KHOUNG-TSEU dit: Khieou! l'homme supérieur hait ces détours d'un homme qui se défend de toute ambition cupide, lorsque ses actions le démentent.
J'ai toujours entendu dire que ceux qui possèdent un royaume, ou qui sont chefs de grandes familles, ne se plaignent pas de ce que ceux qu'ils gouvernent ou administrent sont peu nombreux, mais qu'ils se plaignent de ne pas avoir l'étendue de territoire qu'ils prétendent leur être due; qu'ils ne se plaignent pas de la pauvreté où peuvent se trouver les populations, mais qu'ils se plaignent de la discorde qui règne entre elles et eux. Car, si chacun obtient la part qui lui est due, il n'y a point de pauvres; si la concorde règne, il n'y a pas pénurie d'habitants; s'il y a paix et tranquillité, il n'y a pas cause de ruine ou de révolution.
Les choses doivent se passer ainsi. C'est pourquoi, si les populations éloignées ne sont pas soumises, alors cultivez la science et la vertu, afin de les ramener à vous par vos mérites. Une fois qu'elles sont revenues à l'obéissance, alors faites-les jouir de la paix et de la tranquillité.
Maintenant, Yeou et Khieou, en aidant votre maître, vous ne ramènerez pas à l'obéissance les populations éloignées, et celles-ci ne pourront venir se soumettre d'elles-mêmes. L'État est divisé, troublé, déchiré par les dissensions intestines, et vous n'êtes pas capables de le protéger.
Et cependant vous projetez de porter les armes au sein de cet État. Je crains bien que les petits-fils de Ki n'éprouvent un jour que la source continuelle de leurs craintes et de leurs alarmes n'est pas dans le pays de Tchouan-yu, mais dans l'intérieur de leur propre famille.
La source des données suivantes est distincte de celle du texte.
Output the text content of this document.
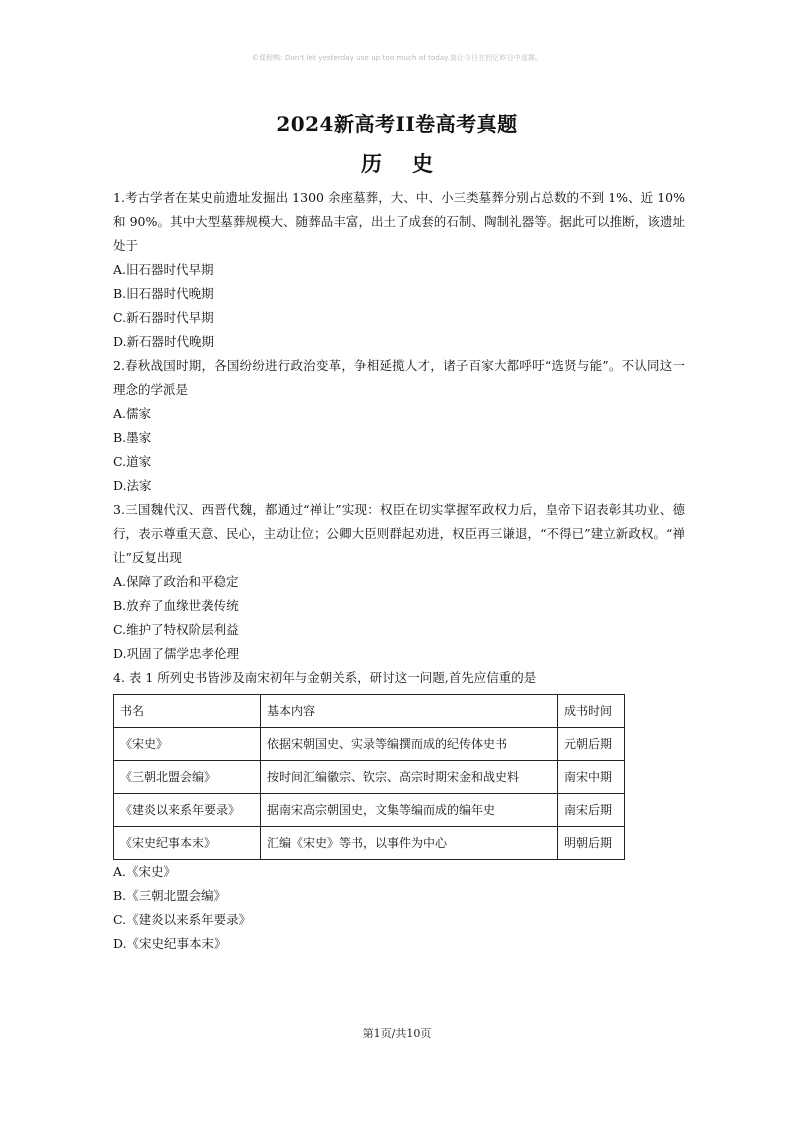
©课程鸭: Don't let yesterday use up too much of today.莫让今日在回忆昨日中虚掷。
2024新高考II卷高考真题
历史
1.考古学者在某史前遗址发掘出 1300 余座墓葬，大、中、小三类墓葬分别占总数的不到 1%、近 10%和 90%。其中大型墓葬规模大、随葬品丰富，出土了成套的石制、陶制礼器等。据此可以推断，该遗址处于
A.旧石器时代早期
B.旧石器时代晚期
C.新石器时代早期
D.新石器时代晚期
2.春秋战国时期，各国纷纷进行政治变革，争相延揽人才，诸子百家大都呼吁“选贤与能”。不认同这一理念的学派是
A.儒家
B.墨家
C.道家
D.法家
3.三国魏代汉、西晋代魏，都通过“禅让”实现：权臣在切实掌握军政权力后，皇帝下诏表彰其功业、德行，表示尊重天意、民心，主动让位；公卿大臣则群起劝进，权臣再三谦退，“不得已”建立新政权。“禅让”反复出现
A.保障了政治和平稳定
B.放弃了血缘世袭传统
C.维护了特权阶层利益
D.巩固了儒学忠孝伦理
4. 表 1 所列史书皆涉及南宋初年与金朝关系，研讨这一问题,首先应信重的是
书名	基本内容	成书时间
《宋史》	依据宋朝国史、实录等编撰而成的纪传体史书	元朝后期
《三朝北盟会编》	按时间汇编徽宗、钦宗、高宗时期宋金和战史料	南宋中期
《建炎以来系年要录》	据南宋高宗朝国史，文集等编而成的编年史	南宋后期
《宋史纪事本末》	汇编《宋史》等书，以事件为中心	明朝后期
A.《宋史》
B.《三朝北盟会编》
C.《建炎以来系年要录》
D.《宋史纪事本末》
第1页/共10页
2. KHOUNG-TSEU dit: Quand l'empire est gouverné par les principes de la droite raison, alors les rites, la musique, la guerre pour soumettre les rebelles, procèdent des fils du Ciel [des empereurs]. Si l'empire est sans loi, s'il n'est pas gouverné par les principes de la droite raison, alors les rites, la musique, la guerre pour soumettre les rebelles, procèdent des princes tributaires ou des vassaux de tous les rangs. Quand [ces choses, qui sont exclusivement dans les attributions impériales,] procèdent des princes tributaires, il arrive rarement que, dans l'espace de dix générations[39], ces derniers ne perdent pas leur pouvoir usurpé [qui tombe alors dans les mains des grands fonctionnaires publics]. Quand il arrive que ces actes de l'autorité impériale procèdent des grands fonctionnaires, il est rare que, dans l'espace de cinq générations, ces derniers ne perdent pas leur pouvoir [qui tombe entre les mains des intendants des grandes familles]. Quand les intendants des grandes familles s'emparent du pouvoir royal, il est rare qu'ils ne le perdent pas dans l'espace de trois générations.
Si l'empire est gouverné selon les principes de la droite raison, alors l'administration ne réside pas dans les grands fonctionnaires.
Si l'empire est gouverné selon les principes de la droite raison, alors les hommes de la foule ne s'occupent pas à délibérer et à exprimer leur sentiment sur les actes qui dépendent de l'autorité impériale.
3. KHOUNG-TSEU dit: Les revenus publics n'ont pas été versés à la demeure du prince pendant cinq générations; la direction des affaires publiques est tombée entre les mains des grands fonctionnaires pendant quatre générations. C'est pourquoi les fils et les petits-fils des trois Houan [trois familles de princes de Lou] ont été si affaiblis.
4. KHOUNG-TSEU dit: Il y a trois sortes d'amis qui sont utiles, et trois sortes qui sont nuisibles. Les amis droits et véridiques, les amis fidèles et vertueux, les amis qui ont éclairé leur intelligence, sont les amis utiles; les amis qui affectent une gravité tout extérieure et sans droiture, les amis prodigues d'éloges et de basses flatteries, les amis qui n'ont que de la loquacité sans intelligence, sont les amis nuisibles.